In the program above, there a number of steps taken to help secure the temporary file used by this script. It is a Unix tradition to use a directory called /tmp to place temporary files used by programs. Everyone may write files into this directory. This naturally leads to some security concerns. If possible, avoid writing files in the /tmp directory. The preferred technique is to write them in a local directory such as ~/tmp (a tmp subdirectory in the user's home directory.) If you must write files in /tmp, you must take steps to make sure the file names are not predictable. Predictable file names allow an attacker to create symbolic links to other files that the attacker wants you to overwrite.

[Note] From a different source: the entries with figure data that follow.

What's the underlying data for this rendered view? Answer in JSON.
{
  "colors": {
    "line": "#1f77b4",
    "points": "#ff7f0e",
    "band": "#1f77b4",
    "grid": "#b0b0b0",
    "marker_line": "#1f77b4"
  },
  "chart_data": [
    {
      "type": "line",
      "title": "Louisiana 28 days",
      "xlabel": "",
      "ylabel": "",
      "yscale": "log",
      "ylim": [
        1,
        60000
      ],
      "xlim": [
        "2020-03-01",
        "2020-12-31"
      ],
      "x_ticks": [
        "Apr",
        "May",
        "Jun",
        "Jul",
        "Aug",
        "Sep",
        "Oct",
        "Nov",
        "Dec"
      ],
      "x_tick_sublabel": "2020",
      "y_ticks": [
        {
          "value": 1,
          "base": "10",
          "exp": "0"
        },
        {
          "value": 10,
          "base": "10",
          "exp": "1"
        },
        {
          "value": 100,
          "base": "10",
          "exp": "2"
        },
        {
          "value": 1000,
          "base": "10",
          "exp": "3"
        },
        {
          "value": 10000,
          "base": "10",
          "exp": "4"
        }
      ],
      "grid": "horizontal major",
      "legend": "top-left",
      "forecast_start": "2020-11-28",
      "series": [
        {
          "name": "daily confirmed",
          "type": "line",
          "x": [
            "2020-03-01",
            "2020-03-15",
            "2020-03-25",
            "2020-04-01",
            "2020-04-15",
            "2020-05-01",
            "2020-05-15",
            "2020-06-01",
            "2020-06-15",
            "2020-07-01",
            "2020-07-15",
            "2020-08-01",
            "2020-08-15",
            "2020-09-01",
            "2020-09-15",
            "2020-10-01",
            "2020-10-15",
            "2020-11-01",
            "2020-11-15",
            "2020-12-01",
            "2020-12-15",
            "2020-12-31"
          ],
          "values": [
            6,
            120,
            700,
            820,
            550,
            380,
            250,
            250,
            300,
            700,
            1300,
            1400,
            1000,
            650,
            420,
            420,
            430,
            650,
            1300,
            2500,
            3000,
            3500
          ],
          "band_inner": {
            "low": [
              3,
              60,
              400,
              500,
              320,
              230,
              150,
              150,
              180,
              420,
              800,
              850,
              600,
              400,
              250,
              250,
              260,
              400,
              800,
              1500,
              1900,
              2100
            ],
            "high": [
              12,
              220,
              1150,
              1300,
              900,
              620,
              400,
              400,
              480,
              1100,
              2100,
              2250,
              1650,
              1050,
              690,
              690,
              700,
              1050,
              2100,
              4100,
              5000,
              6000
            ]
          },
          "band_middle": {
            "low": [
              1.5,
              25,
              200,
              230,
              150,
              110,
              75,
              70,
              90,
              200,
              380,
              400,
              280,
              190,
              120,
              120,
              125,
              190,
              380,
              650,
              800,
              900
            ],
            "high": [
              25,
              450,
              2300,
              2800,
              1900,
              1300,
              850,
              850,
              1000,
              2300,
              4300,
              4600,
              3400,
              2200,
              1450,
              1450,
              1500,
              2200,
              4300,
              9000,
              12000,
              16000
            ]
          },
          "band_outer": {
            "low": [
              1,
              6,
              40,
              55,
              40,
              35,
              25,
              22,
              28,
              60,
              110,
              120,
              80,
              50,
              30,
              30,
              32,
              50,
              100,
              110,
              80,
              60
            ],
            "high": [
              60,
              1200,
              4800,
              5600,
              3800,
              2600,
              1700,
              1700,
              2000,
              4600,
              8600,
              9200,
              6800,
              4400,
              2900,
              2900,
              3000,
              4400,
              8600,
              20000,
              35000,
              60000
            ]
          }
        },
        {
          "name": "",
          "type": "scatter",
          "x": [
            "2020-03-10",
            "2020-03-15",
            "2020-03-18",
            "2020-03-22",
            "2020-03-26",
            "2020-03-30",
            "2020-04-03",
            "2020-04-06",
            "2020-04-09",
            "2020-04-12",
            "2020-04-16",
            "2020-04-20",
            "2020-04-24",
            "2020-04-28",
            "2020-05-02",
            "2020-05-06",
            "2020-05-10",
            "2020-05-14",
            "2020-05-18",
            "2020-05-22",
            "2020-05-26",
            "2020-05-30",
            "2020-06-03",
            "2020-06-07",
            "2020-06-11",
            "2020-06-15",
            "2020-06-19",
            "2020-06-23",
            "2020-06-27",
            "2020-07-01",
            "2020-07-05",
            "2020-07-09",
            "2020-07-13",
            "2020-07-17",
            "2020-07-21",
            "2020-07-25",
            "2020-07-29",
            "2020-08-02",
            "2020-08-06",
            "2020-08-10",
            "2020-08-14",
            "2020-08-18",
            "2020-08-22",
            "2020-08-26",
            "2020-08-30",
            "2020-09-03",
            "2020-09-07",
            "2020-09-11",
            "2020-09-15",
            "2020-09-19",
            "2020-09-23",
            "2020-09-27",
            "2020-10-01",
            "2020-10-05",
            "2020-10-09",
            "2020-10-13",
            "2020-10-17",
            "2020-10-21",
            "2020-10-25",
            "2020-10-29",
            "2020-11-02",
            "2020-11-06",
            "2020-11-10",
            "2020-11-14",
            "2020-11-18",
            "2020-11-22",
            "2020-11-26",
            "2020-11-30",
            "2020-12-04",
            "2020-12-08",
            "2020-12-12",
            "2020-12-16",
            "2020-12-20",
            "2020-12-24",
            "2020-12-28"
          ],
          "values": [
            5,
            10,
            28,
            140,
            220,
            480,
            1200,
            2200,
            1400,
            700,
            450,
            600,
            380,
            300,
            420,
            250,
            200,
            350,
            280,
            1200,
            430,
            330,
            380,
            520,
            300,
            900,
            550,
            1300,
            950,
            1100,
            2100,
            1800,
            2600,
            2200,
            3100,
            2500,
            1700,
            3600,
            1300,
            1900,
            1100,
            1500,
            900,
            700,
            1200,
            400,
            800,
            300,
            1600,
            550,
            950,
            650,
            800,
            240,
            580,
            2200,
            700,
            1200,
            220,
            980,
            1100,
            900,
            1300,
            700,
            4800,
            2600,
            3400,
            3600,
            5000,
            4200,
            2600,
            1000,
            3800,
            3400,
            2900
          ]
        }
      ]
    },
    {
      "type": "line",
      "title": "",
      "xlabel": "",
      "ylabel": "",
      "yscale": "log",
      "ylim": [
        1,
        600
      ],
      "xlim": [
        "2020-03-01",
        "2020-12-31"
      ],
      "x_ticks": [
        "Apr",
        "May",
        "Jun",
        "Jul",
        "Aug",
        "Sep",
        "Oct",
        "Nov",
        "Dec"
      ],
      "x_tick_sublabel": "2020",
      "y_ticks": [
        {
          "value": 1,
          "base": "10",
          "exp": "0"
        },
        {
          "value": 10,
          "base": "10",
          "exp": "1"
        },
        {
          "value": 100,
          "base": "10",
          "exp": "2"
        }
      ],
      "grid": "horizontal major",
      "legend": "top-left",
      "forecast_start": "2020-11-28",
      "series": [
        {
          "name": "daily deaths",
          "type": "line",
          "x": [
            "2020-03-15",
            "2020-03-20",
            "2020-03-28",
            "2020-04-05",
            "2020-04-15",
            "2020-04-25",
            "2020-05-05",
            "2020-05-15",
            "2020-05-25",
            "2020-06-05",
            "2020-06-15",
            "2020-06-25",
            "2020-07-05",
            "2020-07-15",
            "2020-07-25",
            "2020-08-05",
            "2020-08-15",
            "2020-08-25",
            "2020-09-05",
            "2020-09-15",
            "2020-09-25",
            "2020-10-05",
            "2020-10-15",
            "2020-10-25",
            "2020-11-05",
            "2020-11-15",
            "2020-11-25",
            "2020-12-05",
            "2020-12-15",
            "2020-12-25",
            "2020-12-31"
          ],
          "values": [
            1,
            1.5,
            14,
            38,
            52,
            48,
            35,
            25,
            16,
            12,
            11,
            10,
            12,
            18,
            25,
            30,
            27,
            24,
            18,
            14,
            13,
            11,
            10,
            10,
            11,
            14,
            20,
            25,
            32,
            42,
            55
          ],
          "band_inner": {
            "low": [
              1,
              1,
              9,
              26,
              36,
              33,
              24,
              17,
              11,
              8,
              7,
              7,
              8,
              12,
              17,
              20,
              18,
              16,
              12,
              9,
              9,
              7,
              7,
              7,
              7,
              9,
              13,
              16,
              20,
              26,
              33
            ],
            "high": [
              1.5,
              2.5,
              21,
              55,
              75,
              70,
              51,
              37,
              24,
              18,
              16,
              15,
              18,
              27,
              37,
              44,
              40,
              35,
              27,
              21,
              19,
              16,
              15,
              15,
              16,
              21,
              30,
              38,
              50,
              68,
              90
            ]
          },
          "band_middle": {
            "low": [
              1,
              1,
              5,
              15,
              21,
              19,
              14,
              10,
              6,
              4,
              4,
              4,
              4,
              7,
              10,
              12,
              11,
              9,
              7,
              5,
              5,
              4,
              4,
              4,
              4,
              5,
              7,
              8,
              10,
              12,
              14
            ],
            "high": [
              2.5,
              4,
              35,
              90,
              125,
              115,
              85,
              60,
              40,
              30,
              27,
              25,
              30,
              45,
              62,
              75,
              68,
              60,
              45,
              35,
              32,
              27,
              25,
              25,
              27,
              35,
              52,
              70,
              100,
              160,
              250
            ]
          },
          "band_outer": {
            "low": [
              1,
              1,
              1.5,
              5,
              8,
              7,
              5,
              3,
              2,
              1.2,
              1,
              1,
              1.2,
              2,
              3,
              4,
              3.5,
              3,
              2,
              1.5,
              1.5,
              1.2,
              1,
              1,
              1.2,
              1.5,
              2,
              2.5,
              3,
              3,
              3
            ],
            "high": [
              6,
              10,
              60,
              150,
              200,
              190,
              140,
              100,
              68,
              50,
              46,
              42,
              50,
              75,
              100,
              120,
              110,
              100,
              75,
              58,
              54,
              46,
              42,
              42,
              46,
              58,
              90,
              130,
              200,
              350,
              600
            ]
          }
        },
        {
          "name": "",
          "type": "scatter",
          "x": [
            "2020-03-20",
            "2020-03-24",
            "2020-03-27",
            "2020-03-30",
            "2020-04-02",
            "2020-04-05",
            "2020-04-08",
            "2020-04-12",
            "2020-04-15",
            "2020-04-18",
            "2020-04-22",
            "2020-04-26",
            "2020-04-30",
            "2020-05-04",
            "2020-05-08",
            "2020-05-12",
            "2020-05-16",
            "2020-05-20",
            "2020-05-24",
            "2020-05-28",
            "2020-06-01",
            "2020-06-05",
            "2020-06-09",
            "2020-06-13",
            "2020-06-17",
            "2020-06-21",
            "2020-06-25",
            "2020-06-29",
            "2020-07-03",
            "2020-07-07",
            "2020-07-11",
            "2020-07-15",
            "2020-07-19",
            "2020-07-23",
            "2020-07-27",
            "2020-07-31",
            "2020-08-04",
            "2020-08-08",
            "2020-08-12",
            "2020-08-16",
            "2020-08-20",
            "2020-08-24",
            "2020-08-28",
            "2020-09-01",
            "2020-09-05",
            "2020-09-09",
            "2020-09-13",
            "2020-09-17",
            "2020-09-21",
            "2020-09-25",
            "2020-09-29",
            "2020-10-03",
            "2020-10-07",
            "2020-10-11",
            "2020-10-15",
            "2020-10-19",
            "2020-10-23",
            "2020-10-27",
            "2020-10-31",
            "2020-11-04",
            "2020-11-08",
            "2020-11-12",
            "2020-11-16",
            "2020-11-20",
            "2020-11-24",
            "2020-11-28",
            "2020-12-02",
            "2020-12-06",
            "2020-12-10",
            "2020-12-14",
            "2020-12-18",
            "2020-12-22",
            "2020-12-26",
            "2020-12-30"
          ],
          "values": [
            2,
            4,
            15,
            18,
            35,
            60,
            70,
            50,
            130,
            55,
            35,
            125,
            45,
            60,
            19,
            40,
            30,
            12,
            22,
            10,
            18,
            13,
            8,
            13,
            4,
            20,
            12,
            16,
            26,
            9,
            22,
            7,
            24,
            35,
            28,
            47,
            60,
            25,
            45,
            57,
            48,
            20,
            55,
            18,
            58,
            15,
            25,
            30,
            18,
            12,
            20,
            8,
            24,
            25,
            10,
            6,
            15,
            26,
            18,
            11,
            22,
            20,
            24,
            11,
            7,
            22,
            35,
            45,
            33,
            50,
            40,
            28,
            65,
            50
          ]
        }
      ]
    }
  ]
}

A good file name will help you figure out what wrote the file, but will not be entirely predictable. In the script above, the following line of code created the temporary file $TEMP_FILE:

TEMP_FILE=$TEMP_DIR/printfile.$$.$RANDOM

The $TEMP_DIR variable contains either /tmp or ~/tmp depending on the availability of the directory. It is common practice to embed the name of the program into the file name. We have done that with the string "printfile". Next, we use the $$ shell variable to embed the process id (pid) of the program. This further helps identify what process is responsible for the file. Surprisingly, the process id alone is not unpredictable enough to make the file safe, so we add the $RANDOM shell variable to append a random number to the file name. With this technique, we create a file name that is both easily identifiable and unpredictable.